/poisson-gpfa

Gaussian process factor analysis with Poisson observations

Primary LanguagePythonBSD 2-Clause "Simplified" LicenseBSD-2-Clause

Poisson-GPFA

This package is written by:

  • Hooram Nam, hooramnam@openmailbox.org
  • Jakob Macke, jakob.macke@caesar.de

This repository contains different methods for the Gaussian process model with Poisson observations. It has been developed and implemented with the goal of modelling spike-train recordings from neural populations, but some of the methods will be applicable more generally.

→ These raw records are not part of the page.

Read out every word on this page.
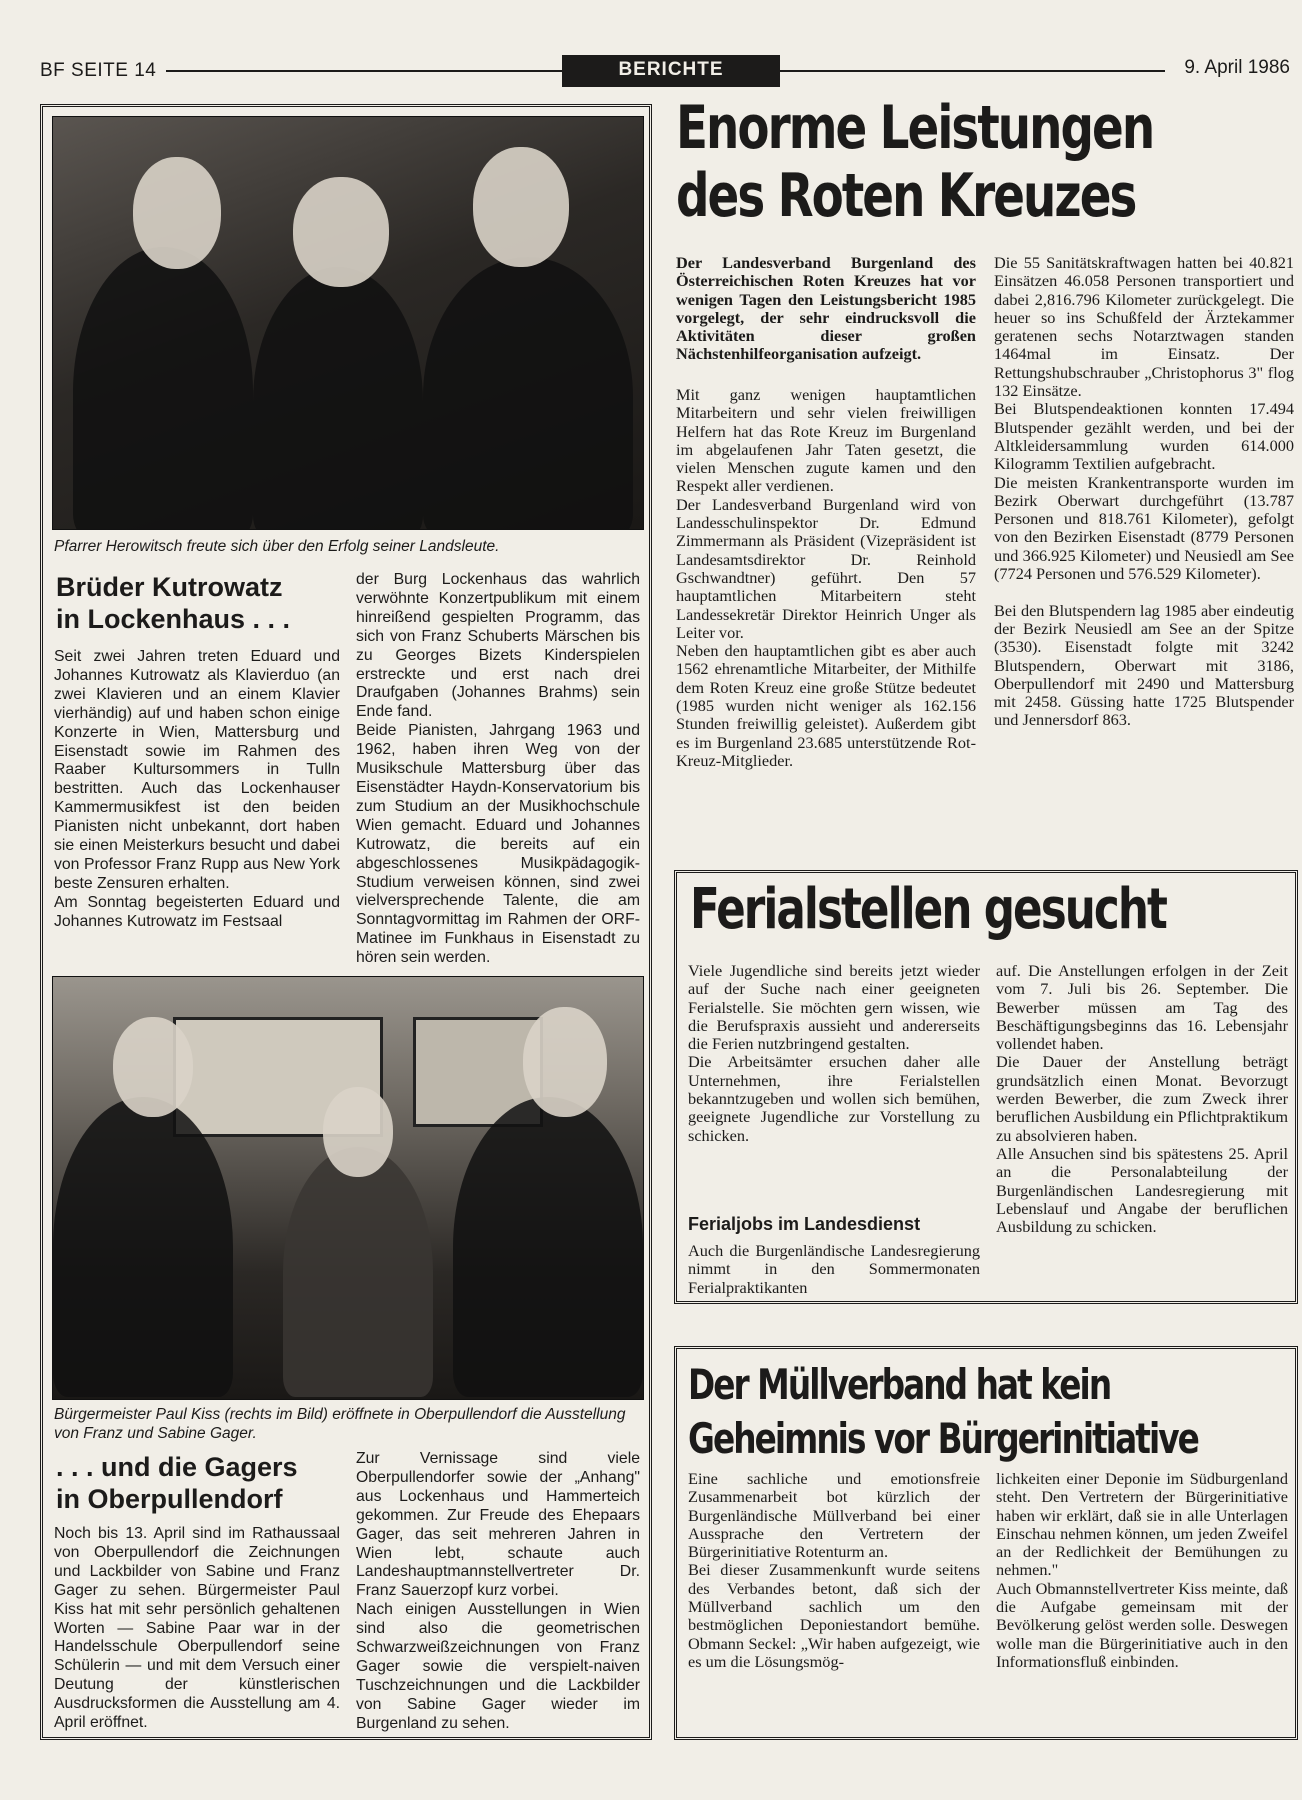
BF SEITE 14	BERICHTE	9. April 1986
Pfarrer Herowitsch freute sich über den Erfolg seiner Landsleute.
Brüder Kutrowatz
in Lockenhaus . . .
Seit zwei Jahren treten Eduard und Johannes Kutrowatz als Klavierduo (an zwei Klavieren und an einem Klavier vierhändig) auf und haben schon einige Konzerte in Wien, Mattersburg und Eisenstadt sowie im Rahmen des Raaber Kultursommers in Tulln bestritten. Auch das Lockenhauser Kammermusikfest ist den beiden Pianisten nicht unbekannt, dort haben sie einen Meisterkurs besucht und dabei von Professor Franz Rupp aus New York beste Zensuren erhalten.
Am Sonntag begeisterten Eduard und Johannes Kutrowatz im Festsaal
der Burg Lockenhaus das wahrlich verwöhnte Konzertpublikum mit einem hinreißend gespielten Programm, das sich von Franz Schuberts Märschen bis zu Georges Bizets Kinderspielen erstreckte und erst nach drei Draufgaben (Johannes Brahms) sein Ende fand.
Beide Pianisten, Jahrgang 1963 und 1962, haben ihren Weg von der Musikschule Mattersburg über das Eisenstädter Haydn-Konservatorium bis zum Studium an der Musikhochschule Wien gemacht. Eduard und Johannes Kutrowatz, die bereits auf ein abgeschlossenes Musikpädagogik-Studium verweisen können, sind zwei vielversprechende Talente, die am Sonntagvormittag im Rahmen der ORF-Matinee im Funkhaus in Eisenstadt zu hören sein werden.
Bürgermeister Paul Kiss (rechts im Bild) eröffnete in Oberpullendorf die Ausstellung von Franz und Sabine Gager.
. . . und die Gagers
in Oberpullendorf
Noch bis 13. April sind im Rathaussaal von Oberpullendorf die Zeichnungen und Lackbilder von Sabine und Franz Gager zu sehen. Bürgermeister Paul Kiss hat mit sehr persönlich gehaltenen Worten — Sabine Paar war in der Handelsschule Oberpullendorf seine Schülerin — und mit dem Versuch einer Deutung der künstlerischen Ausdrucksformen die Ausstellung am 4. April eröffnet.
Zur Vernissage sind viele Oberpullendorfer sowie der „Anhang" aus Lockenhaus und Hammerteich gekommen. Zur Freude des Ehepaars Gager, das seit mehreren Jahren in Wien lebt, schaute auch Landeshauptmannstellvertreter Dr. Franz Sauerzopf kurz vorbei.
Nach einigen Ausstellungen in Wien sind also die geometrischen Schwarzweißzeichnungen von Franz Gager sowie die verspielt-naiven Tuschzeichnungen und die Lackbilder von Sabine Gager wieder im Burgenland zu sehen.
Enorme Leistungen
des Roten Kreuzes
Der Landesverband Burgenland des Österreichischen Roten Kreuzes hat vor wenigen Tagen den Leistungsbericht 1985 vorgelegt, der sehr eindrucksvoll die Aktivitäten dieser großen Nächstenhilfeorganisation aufzeigt.
Mit ganz wenigen hauptamtlichen Mitarbeitern und sehr vielen freiwilligen Helfern hat das Rote Kreuz im Burgenland im abgelaufenen Jahr Taten gesetzt, die vielen Menschen zugute kamen und den Respekt aller verdienen.
Der Landesverband Burgenland wird von Landesschulinspektor Dr. Edmund Zimmermann als Präsident (Vizepräsident ist Landesamtsdirektor Dr. Reinhold Gschwandtner) geführt. Den 57 hauptamtlichen Mitarbeitern steht Landessekretär Direktor Heinrich Unger als Leiter vor.
Neben den hauptamtlichen gibt es aber auch 1562 ehrenamtliche Mitarbeiter, der Mithilfe dem Roten Kreuz eine große Stütze bedeutet (1985 wurden nicht weniger als 162.156 Stunden freiwillig geleistet). Außerdem gibt es im Burgenland 23.685 unterstützende Rot-Kreuz-Mitglieder.
Die 55 Sanitätskraftwagen hatten bei 40.821 Einsätzen 46.058 Personen transportiert und dabei 2,816.796 Kilometer zurückgelegt. Die heuer so ins Schußfeld der Ärztekammer geratenen sechs Notarztwagen standen 1464mal im Einsatz. Der Rettungshubschrauber „Christophorus 3" flog 132 Einsätze.
Bei Blutspendeaktionen konnten 17.494 Blutspender gezählt werden, und bei der Altkleidersammlung wurden 614.000 Kilogramm Textilien aufgebracht.
Die meisten Krankentransporte wurden im Bezirk Oberwart durchgeführt (13.787 Personen und 818.761 Kilometer), gefolgt von den Bezirken Eisenstadt (8779 Personen und 366.925 Kilometer) und Neusiedl am See (7724 Personen und 576.529 Kilometer).

Bei den Blutspendern lag 1985 aber eindeutig der Bezirk Neusiedl am See an der Spitze (3530). Eisenstadt folgte mit 3242 Blutspendern, Oberwart mit 3186, Oberpullendorf mit 2490 und Mattersburg mit 2458. Güssing hatte 1725 Blutspender und Jennersdorf 863.
Ferialstellen gesucht
Viele Jugendliche sind bereits jetzt wieder auf der Suche nach einer geeigneten Ferialstelle. Sie möchten gern wissen, wie die Berufspraxis aussieht und andererseits die Ferien nutzbringend gestalten.
Die Arbeitsämter ersuchen daher alle Unternehmen, ihre Ferialstellen bekanntzugeben und wollen sich bemühen, geeignete Jugendliche zur Vorstellung zu schicken.
Ferialjobs im Landesdienst
Auch die Burgenländische Landesregierung nimmt in den Sommermonaten Ferialpraktikanten
auf. Die Anstellungen erfolgen in der Zeit vom 7. Juli bis 26. September. Die Bewerber müssen am Tag des Beschäftigungsbeginns das 16. Lebensjahr vollendet haben.
Die Dauer der Anstellung beträgt grundsätzlich einen Monat. Bevorzugt werden Bewerber, die zum Zweck ihrer beruflichen Ausbildung ein Pflichtpraktikum zu absolvieren haben.
Alle Ansuchen sind bis spätestens 25. April an die Personalabteilung der Burgenländischen Landesregierung mit Lebenslauf und Angabe der beruflichen Ausbildung zu schicken.
Der Müllverband hat kein
Geheimnis vor Bürgerinitiative
Eine sachliche und emotionsfreie Zusammenarbeit bot kürzlich der Burgenländische Müllverband bei einer Aussprache den Vertretern der Bürgerinitiative Rotenturm an.
Bei dieser Zusammenkunft wurde seitens des Verbandes betont, daß sich der Müllverband sachlich um den bestmöglichen Deponiestandort bemühe. Obmann Seckel: „Wir haben aufgezeigt, wie es um die Lösungsmög-
lichkeiten einer Deponie im Südburgenland steht. Den Vertretern der Bürgerinitiative haben wir erklärt, daß sie in alle Unterlagen Einschau nehmen können, um jeden Zweifel an der Redlichkeit der Bemühungen zu nehmen."
Auch Obmannstellvertreter Kiss meinte, daß die Aufgabe gemeinsam mit der Bevölkerung gelöst werden solle. Deswegen wolle man die Bürgerinitiative auch in den Informationsfluß einbinden.
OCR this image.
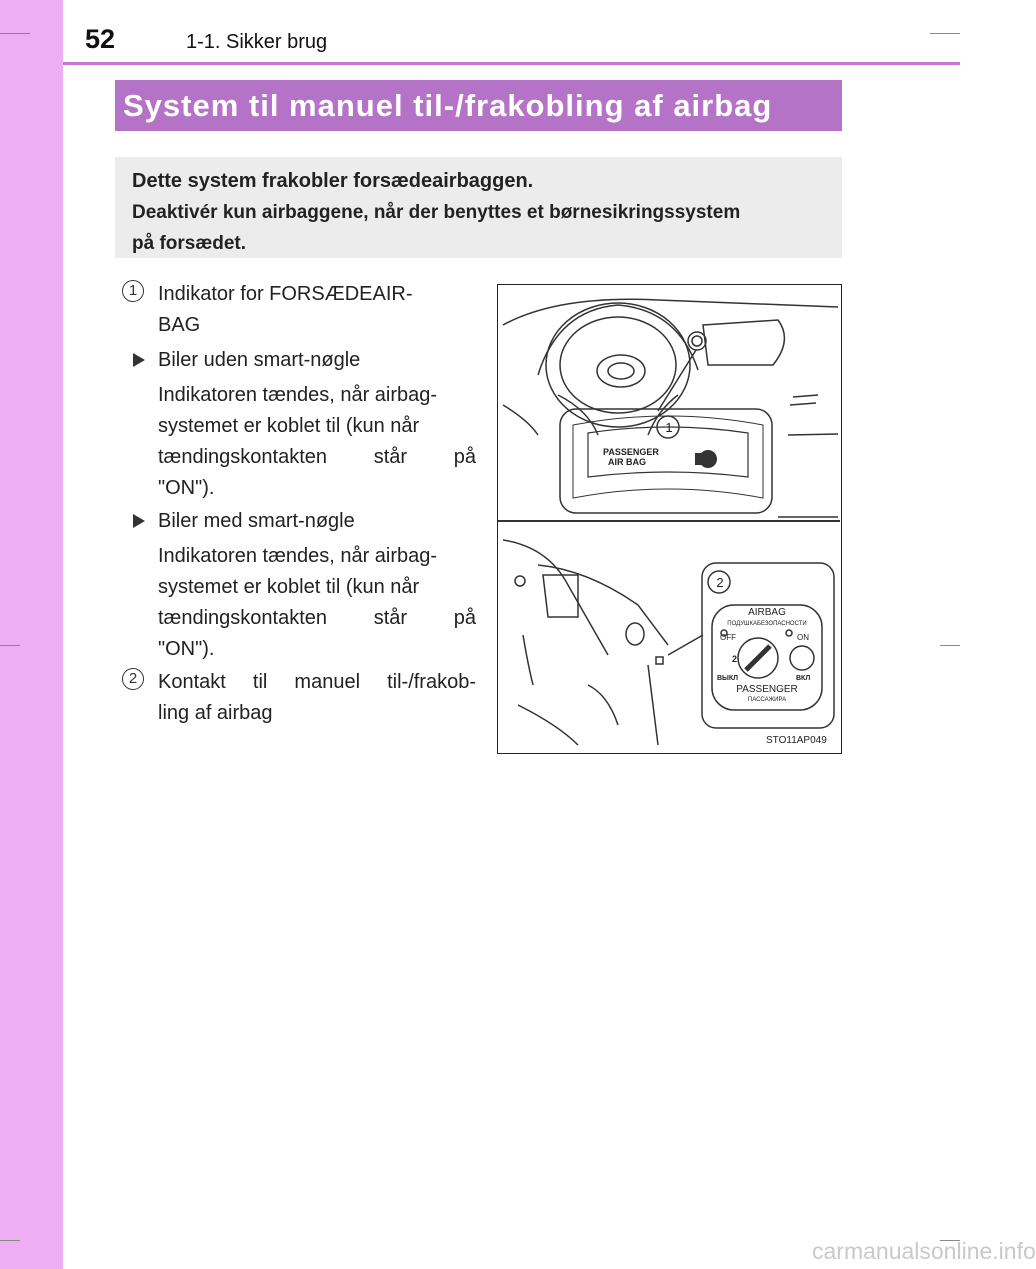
52	1-1. Sikker brug
System til manuel til-/frakobling af airbag
Dette system frakobler forsædeairbaggen.
Deaktivér kun airbaggene, når der benyttes et børnesikringssystem
på forsædet.
1	Indikator for FORSÆDEAIR-
BAG
Biler uden smart-nøgle
Indikatoren tændes, når airbag-
systemet er koblet til (kun når
tændingskontakten står på
"ON").
Biler med smart-nøgle
Indikatoren tændes, når airbag-
systemet er koblet til (kun når
tændingskontakten står på
"ON").
2	Kontakt til manuel til-/frakob-
ling af airbag
1
2
PASSENGER
AIR BAG	ON
AIRBAG
ПОДУШКАБЕЗОПАСНОСТИ
OFF	ON
2
ВЫКЛ	ВКЛ
PASSENGER
ПАССАЖИРА
STO11AP049
carmanualsonline.info
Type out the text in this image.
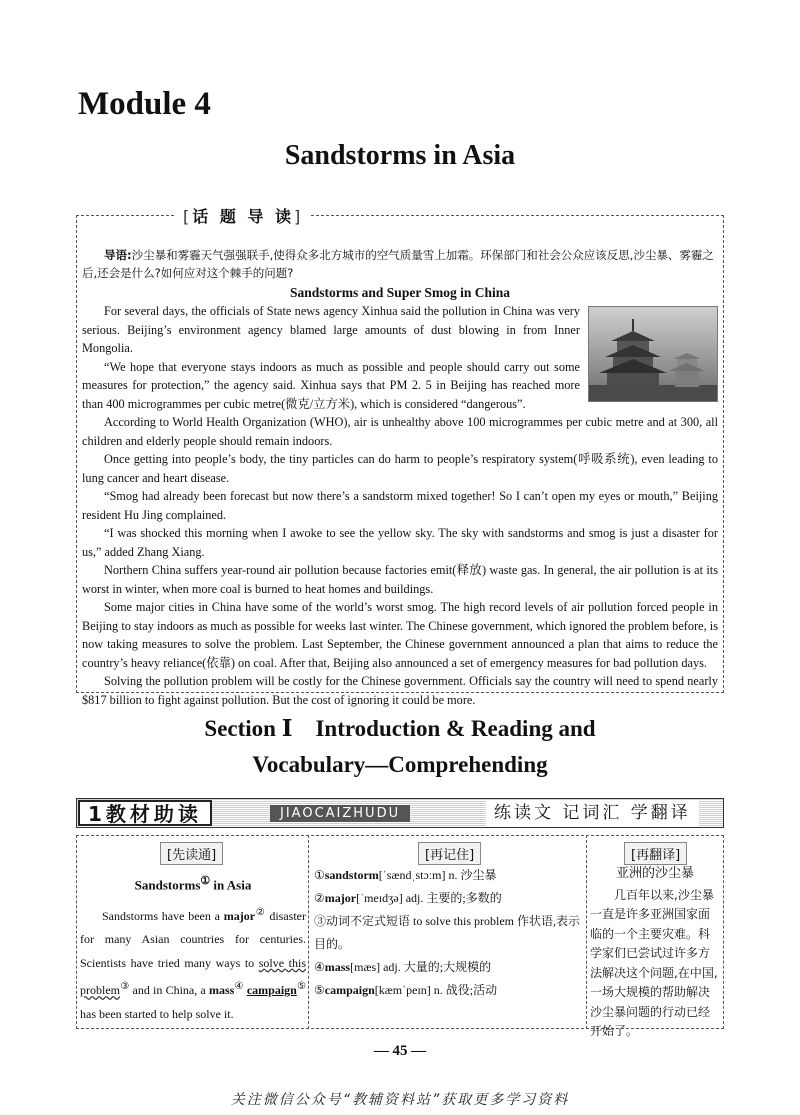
Module 4
Sandstorms in Asia
[话 题 导 读]
导语:沙尘暴和雾霾天气强强联手,使得众多北方城市的空气质量雪上加霜。环保部门和社会公众应该反思,沙尘暴、雾霾之后,还会是什么?如何应对这个棘手的问题?
Sandstorms and Super Smog in China

For several days, the officials of State news agency Xinhua said the pollution in China was very serious. Beijing’s environment agency blamed large amounts of dust blowing in from Inner Mongolia.

“We hope that everyone stays indoors as much as possible and people should carry out some measures for protection,” the agency said. Xinhua says that PM 2. 5 in Beijing has reached more than 400 microgrammes per cubic metre(微克/立方米), which is considered “dangerous”.

According to World Health Organization (WHO), air is unhealthy above 100 microgrammes per cubic metre and at 300, all children and elderly people should remain indoors.

Once getting into people’s body, the tiny particles can do harm to people’s respiratory system(呼吸系统), even leading to lung cancer and heart disease.

“Smog had already been forecast but now there’s a sandstorm mixed together! So I can’t open my eyes or mouth,” Beijing resident Hu Jing complained.

“I was shocked this morning when I awoke to see the yellow sky. The sky with sandstorms and smog is just a disaster for us,” added Zhang Xiang.

Northern China suffers year-round air pollution because factories emit(释放) waste gas. In general, the air pollution is at its worst in winter, when more coal is burned to heat homes and buildings.

Some major cities in China have some of the world’s worst smog. The high record levels of air pollution forced people in Beijing to stay indoors as much as possible for weeks last winter. The Chinese government, which ignored the problem before, is now taking measures to solve the problem. Last September, the Chinese government announced a plan that aims to reduce the country’s heavy reliance(依靠) on coal. After that, Beijing also announced a set of emergency measures for bad pollution days.

Solving the pollution problem will be costly for the Chinese government. Officials say the country will need to spend nearly $817 billion to fight against pollution. But the cost of ignoring it could be more.

Section Ⅰ　Introduction & Reading and
Vocabulary—Comprehending
1教材助读	JIAOCAIZHUDU	练读文 记词汇 学翻译
[先读通]	[再记住]	[再翻译]
Sandstorms① in Asia
Sandstorms have been a major② disaster for many Asian countries for centuries. Scientists have tried many ways to solve this problem③ and in China, a mass④ campaign⑤ has been started to help solve it.
①sandstorm[ˈsændˌstɔːm] n. 沙尘暴
②major[ˈmeɪdʒə] adj. 主要的;多数的
③动词不定式短语 to solve this problem 作状语,表示目的。
④mass[mæs] adj. 大量的;大规模的
⑤campaign[kæmˈpeɪn] n. 战役;活动
亚洲的沙尘暴
几百年以来,沙尘暴一直是许多亚洲国家面临的一个主要灾难。科学家们已尝试过许多方法解决这个问题,在中国,一场大规模的帮助解决沙尘暴问题的行动已经开始了。
— 45 —
关注微信公众号“教辅资料站”获取更多学习资料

In particular, the repository includes methods for

  • Laplace approximation for state-inference
  • Variational method for state-inference
  • Expectation maximisation for parameter learning, using Laplace or Variational inference
    • Full EM, where all available trials are processed in each iteration
    • Variants of stochastic EM, where a subset of avilable trials are processed in each iteration

Requirements

  • matplotlib == 1.4.3
  • pandas == 0.16.2
  • numpy == 1.10.1
  • scipy == 0.16.1
  • statsmodels == 0.6.1

Usage

To get started, run the example script either by python example.py in bash orrun example.py in iPython. The software is developed within the Anaconda python 3 environment.

If you notice a bug, want to request a feature, or have a question or feedback, please make use of the issue-tracking capabilities of the repository. We love to hear from people using our code -- please send an email to info@mackelab.org.

The code in this repository is a work in progress. This work is published under the GNU General Public License. The code is provided "as is" and has no warranty whatsoever.